The classical tautology is $((a \to b) \to a) \to a$ is not valid when $a$ is $\{0\}$ and $b$ is $\varnothing$, so this three-valued semantics successfully fails to be classical logic, but I'm not sure whether it's equivalent to the $\to$-fragment of IPC or not.
Best Answer
The set of equations $\varphi = \top$ that hold in the Heyting algebra of the Sierpiński space is a proper superset of the set of tautologies of the $\rightarrow$-fragment of the intuitionistic propositional calculus.
You already know that the Sierpiński space satisfies the equation $(a \rightarrow b) \vee (b \rightarrow a) = \top$, even though $(a \rightarrow b) \vee (b \rightarrow a)$ is not an intuitionistic tautology.
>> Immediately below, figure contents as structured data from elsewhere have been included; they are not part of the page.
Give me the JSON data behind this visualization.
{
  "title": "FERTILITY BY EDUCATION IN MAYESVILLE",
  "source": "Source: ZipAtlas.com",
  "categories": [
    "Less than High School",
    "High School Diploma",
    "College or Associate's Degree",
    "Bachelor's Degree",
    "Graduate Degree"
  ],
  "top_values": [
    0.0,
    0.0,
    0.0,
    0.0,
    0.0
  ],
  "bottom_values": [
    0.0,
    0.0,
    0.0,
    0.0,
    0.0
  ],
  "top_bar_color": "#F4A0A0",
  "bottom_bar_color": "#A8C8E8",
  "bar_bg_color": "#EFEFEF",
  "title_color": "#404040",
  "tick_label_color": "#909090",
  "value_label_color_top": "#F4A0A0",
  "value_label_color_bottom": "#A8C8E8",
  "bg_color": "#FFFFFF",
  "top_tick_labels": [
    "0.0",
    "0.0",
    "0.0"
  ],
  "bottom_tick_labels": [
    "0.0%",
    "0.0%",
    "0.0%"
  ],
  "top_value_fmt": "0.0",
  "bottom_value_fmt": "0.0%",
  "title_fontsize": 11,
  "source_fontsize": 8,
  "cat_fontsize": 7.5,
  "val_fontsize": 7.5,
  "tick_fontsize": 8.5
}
You can use the second-order encoding of the intuitionistic connectives to produce the following sentence in the $\rightarrow$-fragment:
$$\varphi \equiv ((a \rightarrow b) \rightarrow c) \rightarrow ((b \rightarrow a) \rightarrow c) \rightarrow c$$
An algebra satisfies $(a \rightarrow b) \vee (b \rightarrow a) = \top $ for all $a,b$ precisely if it validates $\varphi = \top$ for all $a,b,c$. Hence, the Sierpiński space satisfies $\varphi = \top$.
edit: There is no finite universal Heyting algebra (and hence finite topological space) that satisfies only the tautologies of the $\rightarrow$-fragment. I don't have a reference off-hand (I'll try to find one), but you can take the Boolean algebra $B_n$ with $n$ generators, adjoin a new "top element" to it, and get a Heyting algebra with $n+1$ elements that satisfies an $\rightarrow$-equation (in many variables) that none of the previous algebras do. Regarding your question about "techniques for establishing that a logic has a finite-valued semantics": this usually happens only when every finite model of your algebra is generated by a single finite model. E.g. every finite Boolean algebra is the $n$-fold product of the $2$-element Boolean algebra, and an equation holds in a product algebra $A \times B$ precisely if it holds in both $A$ and $B$ (this is a fact from universal algebra).